Final Call for Papers
Histories and Legacies of Punishment in Southern Africa Conference
Oxford University, April 17-18, 2010
Proposal submission deadline, August 31, 2009
Please note – the conference will be held at Oxford University (not the University of Cape Town as originally advertised)
Repressive settler rule, armed liberation struggles and the absence of equitable justice systems ensured that discourses and practices of “punishment” profoundly shaped the colonial experience in Southern Africa. Punishment enacted by state agencies, liberation movements and popular forces revealed and constructed relations of class, gender, and race as well as the contours of citizenship. The legacies of this particular aspect of the region’s history continue to influence politics and social relations in important ways. Recent events in the region underscore the timeliness of this conference. In 2008, concentrated episodes of xenophobic violence displaced thousands of people from their homes in South African townships and resulted in more than a hundred deaths. Supporters of these attacks justified them as punishment for foreigners who commit crime and steal jobs from poor South Africans. Zimbabwe’s liberation struggle has yet to be fully resolved. Rampant political violence, including the punishment of alleged sell-outs and counter-revolutionaries, remains a pressing concern despite the current power-sharing agreement. Conference presentations will discuss the ways in which the region’s troubled history relates to many of these contemporary challenges.
This is the final call for papers and participation for an interdisciplinary conference on the histories and legacies of punishment in Southern Africa to be held at Oxford University, April 17-18, 2010. The organisers invite scholars and professionals from all disciplines who are working on Southern Africa (Angola, Botswana, Lesotho, Madagascar, Malawi, Mozambique, Namibia, South Africa, Swaziland, Zambia and Zimbabwe) to submit proposals. We particularly welcome participation from Southern African residents. If you are interested in attending please contact Jocelyn Alexander (email@example.com) and Gary Kynoch (firstname.lastname@example.org) with a brief description of your proposed paper by August 31. We envision the concept of “punishment” in broad terms and especially encourage submissions in the following areas:
1) State Power, Crime and Punishment
Settler regimes in Southern Africa were particularly notorious for racist bureaucratic systems designed to monitor and control African populations that were conceived of as inherently ill-disciplined, violent and susceptible to political agitation. Corporal punishment, labour detention, mass incarceration and capital punishment were all utilised by different administrations. What were the social, economic, and political impacts of the enforcement and prosecution of colonial legal codes? How are colonial interpretations of criminality and punishment reflected in post-colonial practices? How do they differ?
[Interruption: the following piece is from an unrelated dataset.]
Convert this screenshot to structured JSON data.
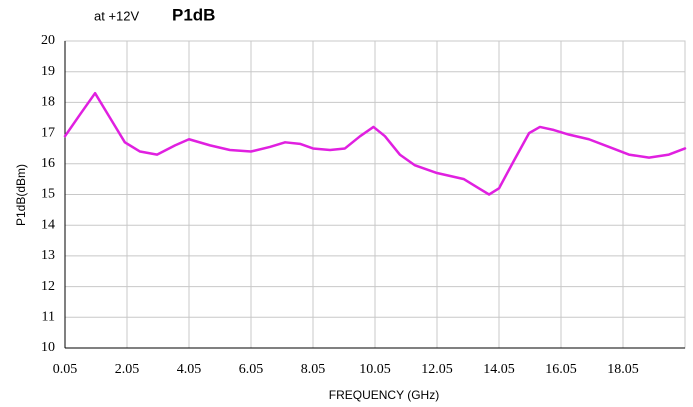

2) Liberation, Punishment and the Legacies of the Struggle
Settler refusal to surrender power spawned armed opposition in several Southern African countries and the entire region felt the influence of these conflicts and the civil wars that sometimes followed. Liberation movements generally lacked the formal structures associated with defining, identifying, convicting and punishing criminal and political offenders. What methods did these groups utilise to legitimate their authority, to enforce discipline within the ranks, to sanction transgressors, and to gain support and compliance among rural and urban populations? What control mechanisms were in place to check abuses? What post-liberation challenges have emerged from these histories?
3) Popular Punishment: Vigilantes, Youth and Social Order
Alongside state and liberation movement campaigns to enforce particular visions of order, a host of grassroots and vigilante initiatives became features of the colonial landscape. Some were settler undertakings that enjoyed government support, but for the most part this sort of regulation emanated from African attempts to manage anti-social and criminal behaviour. In the absence of legitimate governance and protective policing, neighbourhood groups, ethnic associations, religious organisations, business collectives and various other bodies resorted to violence to define their communities and to safeguard them from moral and criminal dangers. We are interested in all aspects of such efforts and the post-colonial manifestations of these developments.
4) Comparative Perspectives
We invite papers on aspects of punishment elsewhere that illuminate contrasts and consistencies with Southern African cases.